Alternatively, if you take it as a given that “survival, exploration, cooperation and sexual reproduction/survival of progeny” were instrumental for promoting IGF in the EEA, then it retrodicts that terminal values would emerge which were directly instrumental for those features (and perhaps that said terminal values would be somewhat widespread)
Nailing down the particular values that emerged would require conditioning on more information/more knowledge of the inductive biases of evolutionary processes than I possess
I guess you could say that this version of the selection lens proves too little as it says little apriori about what values will be selected for
Without significant predictive power, perhaps selection isn’t pulling its epistemic weight as an explanation?

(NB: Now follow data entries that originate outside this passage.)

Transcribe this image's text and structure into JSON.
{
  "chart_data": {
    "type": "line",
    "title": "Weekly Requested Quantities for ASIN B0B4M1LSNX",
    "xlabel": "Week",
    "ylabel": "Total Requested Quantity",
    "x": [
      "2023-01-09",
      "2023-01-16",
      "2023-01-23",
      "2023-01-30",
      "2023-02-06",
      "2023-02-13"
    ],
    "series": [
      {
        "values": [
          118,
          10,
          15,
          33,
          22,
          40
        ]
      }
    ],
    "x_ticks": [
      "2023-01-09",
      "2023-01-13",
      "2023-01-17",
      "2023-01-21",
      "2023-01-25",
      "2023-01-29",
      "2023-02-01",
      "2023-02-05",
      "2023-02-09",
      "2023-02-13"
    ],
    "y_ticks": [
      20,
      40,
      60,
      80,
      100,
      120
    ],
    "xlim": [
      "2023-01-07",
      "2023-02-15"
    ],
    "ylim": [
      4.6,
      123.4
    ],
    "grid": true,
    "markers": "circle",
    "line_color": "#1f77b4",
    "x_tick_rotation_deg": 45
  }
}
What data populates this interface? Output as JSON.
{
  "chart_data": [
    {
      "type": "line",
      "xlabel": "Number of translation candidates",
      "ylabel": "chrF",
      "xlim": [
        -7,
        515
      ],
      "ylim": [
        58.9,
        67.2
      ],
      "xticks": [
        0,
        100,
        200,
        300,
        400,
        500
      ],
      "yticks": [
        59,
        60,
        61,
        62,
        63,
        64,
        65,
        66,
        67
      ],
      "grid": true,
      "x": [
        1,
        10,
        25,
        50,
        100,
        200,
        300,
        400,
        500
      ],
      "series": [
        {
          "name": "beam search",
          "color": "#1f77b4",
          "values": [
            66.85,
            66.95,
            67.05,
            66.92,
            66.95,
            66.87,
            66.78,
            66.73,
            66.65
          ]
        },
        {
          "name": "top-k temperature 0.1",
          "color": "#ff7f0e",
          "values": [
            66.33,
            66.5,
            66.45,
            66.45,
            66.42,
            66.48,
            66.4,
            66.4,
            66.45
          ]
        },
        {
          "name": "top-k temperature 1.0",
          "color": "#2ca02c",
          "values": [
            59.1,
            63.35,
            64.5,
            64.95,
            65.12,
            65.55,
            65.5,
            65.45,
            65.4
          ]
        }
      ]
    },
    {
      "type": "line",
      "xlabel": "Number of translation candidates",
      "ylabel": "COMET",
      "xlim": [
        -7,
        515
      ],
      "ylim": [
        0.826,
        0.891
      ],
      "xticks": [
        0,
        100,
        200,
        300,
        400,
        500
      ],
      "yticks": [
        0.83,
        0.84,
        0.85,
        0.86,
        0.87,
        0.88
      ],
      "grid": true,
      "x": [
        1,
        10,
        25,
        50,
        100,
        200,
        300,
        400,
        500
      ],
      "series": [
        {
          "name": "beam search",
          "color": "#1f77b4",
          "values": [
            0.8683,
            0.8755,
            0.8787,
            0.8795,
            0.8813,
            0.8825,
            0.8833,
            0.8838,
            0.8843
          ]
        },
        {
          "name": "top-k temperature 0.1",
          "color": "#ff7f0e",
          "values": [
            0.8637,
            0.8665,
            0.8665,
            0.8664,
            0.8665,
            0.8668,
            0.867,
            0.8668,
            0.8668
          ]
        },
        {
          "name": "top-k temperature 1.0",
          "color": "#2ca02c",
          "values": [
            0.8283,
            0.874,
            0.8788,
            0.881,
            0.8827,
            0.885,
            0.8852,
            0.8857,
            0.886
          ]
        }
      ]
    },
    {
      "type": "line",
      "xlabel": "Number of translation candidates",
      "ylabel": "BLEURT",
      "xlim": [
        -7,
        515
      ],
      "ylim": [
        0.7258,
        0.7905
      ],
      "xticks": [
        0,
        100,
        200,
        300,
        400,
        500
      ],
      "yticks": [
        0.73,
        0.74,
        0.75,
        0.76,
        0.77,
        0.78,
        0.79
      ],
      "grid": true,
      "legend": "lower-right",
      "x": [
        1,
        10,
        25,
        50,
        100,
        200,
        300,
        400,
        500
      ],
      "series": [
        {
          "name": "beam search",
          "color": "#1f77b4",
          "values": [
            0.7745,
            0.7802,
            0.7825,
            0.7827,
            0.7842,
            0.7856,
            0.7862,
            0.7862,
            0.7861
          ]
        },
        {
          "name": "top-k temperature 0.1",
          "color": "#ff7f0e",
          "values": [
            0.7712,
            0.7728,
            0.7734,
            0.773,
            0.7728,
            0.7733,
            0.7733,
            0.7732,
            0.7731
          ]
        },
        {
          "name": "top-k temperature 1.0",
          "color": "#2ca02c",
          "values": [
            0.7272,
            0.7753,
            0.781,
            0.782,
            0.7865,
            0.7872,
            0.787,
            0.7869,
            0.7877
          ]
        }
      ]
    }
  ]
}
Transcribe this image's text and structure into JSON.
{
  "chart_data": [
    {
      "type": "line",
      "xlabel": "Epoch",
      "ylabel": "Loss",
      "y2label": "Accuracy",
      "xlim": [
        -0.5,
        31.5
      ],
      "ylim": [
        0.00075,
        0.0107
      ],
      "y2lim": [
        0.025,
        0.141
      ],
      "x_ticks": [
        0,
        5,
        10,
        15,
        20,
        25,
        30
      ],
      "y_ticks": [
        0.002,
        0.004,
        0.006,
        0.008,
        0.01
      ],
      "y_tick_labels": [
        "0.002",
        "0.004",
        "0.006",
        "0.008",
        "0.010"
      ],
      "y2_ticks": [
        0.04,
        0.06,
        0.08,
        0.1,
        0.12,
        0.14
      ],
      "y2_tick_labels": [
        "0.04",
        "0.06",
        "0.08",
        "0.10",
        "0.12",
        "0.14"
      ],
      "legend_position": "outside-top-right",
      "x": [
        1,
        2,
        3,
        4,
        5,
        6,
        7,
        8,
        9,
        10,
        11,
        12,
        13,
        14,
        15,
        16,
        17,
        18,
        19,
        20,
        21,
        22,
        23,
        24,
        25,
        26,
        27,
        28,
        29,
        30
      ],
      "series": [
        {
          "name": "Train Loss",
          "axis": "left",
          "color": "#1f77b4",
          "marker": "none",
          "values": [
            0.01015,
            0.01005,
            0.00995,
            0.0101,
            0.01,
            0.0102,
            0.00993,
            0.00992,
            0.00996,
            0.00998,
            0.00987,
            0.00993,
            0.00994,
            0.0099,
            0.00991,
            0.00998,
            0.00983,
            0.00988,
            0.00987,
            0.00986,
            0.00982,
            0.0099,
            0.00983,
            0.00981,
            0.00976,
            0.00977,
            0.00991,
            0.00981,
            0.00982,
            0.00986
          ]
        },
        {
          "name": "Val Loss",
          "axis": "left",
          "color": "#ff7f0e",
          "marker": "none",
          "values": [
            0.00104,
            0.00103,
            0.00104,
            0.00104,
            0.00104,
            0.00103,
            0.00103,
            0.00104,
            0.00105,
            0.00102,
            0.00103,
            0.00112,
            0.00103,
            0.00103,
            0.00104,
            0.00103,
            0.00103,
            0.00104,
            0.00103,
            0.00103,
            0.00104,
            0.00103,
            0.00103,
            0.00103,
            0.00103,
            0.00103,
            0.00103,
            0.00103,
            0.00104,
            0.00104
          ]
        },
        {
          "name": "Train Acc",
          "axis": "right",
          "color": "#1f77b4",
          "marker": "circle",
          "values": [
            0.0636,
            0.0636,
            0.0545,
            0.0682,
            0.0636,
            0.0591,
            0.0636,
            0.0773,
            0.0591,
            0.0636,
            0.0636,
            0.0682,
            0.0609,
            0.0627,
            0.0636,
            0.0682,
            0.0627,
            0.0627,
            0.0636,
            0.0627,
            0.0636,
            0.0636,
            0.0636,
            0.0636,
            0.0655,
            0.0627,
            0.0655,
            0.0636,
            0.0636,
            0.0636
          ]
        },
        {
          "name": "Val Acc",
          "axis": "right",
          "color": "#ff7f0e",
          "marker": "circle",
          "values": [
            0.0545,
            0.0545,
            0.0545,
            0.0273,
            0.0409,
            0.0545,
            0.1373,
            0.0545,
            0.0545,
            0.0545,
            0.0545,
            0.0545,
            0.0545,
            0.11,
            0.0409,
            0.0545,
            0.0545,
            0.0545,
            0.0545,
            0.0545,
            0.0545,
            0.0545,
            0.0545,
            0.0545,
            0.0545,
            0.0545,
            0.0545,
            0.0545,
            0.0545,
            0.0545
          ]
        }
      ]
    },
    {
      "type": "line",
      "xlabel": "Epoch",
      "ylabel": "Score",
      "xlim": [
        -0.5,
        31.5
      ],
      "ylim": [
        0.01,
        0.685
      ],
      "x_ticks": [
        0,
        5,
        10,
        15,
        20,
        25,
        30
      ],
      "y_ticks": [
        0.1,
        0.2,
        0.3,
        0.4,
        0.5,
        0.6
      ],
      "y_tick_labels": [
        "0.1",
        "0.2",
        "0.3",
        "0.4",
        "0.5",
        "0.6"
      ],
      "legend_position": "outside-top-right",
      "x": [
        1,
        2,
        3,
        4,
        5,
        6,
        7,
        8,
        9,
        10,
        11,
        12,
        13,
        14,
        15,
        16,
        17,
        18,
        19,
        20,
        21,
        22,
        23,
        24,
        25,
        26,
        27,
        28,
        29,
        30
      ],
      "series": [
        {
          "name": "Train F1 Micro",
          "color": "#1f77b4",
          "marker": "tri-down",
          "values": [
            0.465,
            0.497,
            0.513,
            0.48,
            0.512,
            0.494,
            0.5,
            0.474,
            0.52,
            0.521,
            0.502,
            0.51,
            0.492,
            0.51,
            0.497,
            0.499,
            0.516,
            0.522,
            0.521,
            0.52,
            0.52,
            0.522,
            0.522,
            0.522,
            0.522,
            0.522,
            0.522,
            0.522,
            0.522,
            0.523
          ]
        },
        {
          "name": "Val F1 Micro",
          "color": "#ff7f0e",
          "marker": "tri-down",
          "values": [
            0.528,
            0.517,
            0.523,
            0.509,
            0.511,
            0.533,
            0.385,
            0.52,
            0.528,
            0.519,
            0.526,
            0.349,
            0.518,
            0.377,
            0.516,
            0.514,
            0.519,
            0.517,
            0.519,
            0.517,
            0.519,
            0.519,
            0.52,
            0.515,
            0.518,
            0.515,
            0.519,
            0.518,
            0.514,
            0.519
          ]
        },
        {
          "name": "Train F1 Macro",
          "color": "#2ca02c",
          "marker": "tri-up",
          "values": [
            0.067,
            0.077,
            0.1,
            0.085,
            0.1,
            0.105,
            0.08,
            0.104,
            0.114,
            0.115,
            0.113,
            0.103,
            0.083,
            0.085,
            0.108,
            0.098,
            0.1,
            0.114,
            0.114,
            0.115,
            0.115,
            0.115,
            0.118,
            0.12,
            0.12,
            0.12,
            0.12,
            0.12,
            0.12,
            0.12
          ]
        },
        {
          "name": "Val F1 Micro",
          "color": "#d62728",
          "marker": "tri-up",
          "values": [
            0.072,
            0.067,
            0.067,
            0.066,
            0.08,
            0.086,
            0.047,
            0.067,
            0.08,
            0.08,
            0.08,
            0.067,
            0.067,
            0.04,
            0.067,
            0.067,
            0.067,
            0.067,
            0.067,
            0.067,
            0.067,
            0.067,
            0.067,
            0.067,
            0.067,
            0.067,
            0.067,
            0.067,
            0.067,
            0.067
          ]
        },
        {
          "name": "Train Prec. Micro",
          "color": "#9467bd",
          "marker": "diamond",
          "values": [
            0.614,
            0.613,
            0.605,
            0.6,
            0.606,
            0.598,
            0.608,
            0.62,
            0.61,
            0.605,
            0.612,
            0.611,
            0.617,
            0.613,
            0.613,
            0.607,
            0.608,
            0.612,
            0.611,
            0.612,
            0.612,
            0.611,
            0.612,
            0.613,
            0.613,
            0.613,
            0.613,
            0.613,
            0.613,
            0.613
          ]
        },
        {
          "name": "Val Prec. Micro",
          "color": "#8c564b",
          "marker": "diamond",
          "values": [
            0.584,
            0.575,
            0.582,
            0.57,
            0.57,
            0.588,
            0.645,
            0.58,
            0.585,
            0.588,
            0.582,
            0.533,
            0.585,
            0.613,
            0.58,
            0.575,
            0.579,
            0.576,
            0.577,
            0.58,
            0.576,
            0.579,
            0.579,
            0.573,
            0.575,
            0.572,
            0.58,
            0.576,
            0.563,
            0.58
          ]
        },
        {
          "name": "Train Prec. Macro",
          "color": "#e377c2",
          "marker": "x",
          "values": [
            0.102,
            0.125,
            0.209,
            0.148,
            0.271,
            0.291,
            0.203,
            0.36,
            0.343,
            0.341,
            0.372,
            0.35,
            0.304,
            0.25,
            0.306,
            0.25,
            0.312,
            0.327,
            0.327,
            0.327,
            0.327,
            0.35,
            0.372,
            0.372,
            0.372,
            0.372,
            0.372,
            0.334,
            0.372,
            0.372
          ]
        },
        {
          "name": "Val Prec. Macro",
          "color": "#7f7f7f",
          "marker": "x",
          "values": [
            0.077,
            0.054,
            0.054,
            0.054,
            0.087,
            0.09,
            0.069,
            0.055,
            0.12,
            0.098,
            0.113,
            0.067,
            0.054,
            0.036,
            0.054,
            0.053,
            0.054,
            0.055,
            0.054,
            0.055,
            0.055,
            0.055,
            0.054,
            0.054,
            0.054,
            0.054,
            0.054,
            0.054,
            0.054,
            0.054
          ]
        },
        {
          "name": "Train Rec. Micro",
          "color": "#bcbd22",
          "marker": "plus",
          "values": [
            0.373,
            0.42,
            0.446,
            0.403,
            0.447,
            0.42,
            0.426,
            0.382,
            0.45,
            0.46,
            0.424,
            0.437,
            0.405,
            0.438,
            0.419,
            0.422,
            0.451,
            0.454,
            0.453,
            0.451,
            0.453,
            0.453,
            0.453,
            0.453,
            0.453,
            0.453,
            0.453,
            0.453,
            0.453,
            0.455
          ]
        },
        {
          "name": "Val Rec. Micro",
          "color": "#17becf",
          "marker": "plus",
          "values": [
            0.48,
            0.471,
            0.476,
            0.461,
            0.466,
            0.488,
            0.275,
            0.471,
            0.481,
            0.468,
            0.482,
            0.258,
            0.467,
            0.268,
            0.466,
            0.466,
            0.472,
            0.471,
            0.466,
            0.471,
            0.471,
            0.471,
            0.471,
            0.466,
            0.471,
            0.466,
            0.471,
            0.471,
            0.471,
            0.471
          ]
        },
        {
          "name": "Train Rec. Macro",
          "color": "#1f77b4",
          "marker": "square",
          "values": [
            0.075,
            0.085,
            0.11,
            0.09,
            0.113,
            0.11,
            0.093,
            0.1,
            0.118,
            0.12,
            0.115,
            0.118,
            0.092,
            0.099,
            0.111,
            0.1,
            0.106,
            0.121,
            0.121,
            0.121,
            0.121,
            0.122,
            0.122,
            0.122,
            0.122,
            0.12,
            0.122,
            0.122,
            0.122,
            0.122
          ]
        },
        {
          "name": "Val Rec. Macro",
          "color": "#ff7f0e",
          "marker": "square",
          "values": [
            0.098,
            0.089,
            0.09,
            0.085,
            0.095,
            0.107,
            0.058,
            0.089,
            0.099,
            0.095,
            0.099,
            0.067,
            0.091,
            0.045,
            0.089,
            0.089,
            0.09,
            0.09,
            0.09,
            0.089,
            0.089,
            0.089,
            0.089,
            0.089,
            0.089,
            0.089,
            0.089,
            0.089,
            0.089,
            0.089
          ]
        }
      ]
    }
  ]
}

Potential reasons why selection may nonetheless be a valuable lens
If we condition on more information we might be able to make non-trivial predictions about what properties will be selected for
The properties so selected for might show convergence?
Perhaps in the limit of selection for a particular metric in a given environment, the artifacts under selection pressure converge towards a particular archetype
Such an archetype (if it exists) might be an idealisation of the products of said selection pressures
Empirically, we do see some convergent feature development in e.g. evolution
Intelligent systems are in fact produced by selection processes, so there is probably in fact some mechanistic story of how selection influences learned values
Something like genes that promote/facilitate values that promoted inclusive genetic fitness in the ancestral environment (conditional on the rest of the gene pool) would become more pervasive in the population (and vice versa). I think this basic account can still be true even if humans learn from scratch via RL/SSL like learning processes.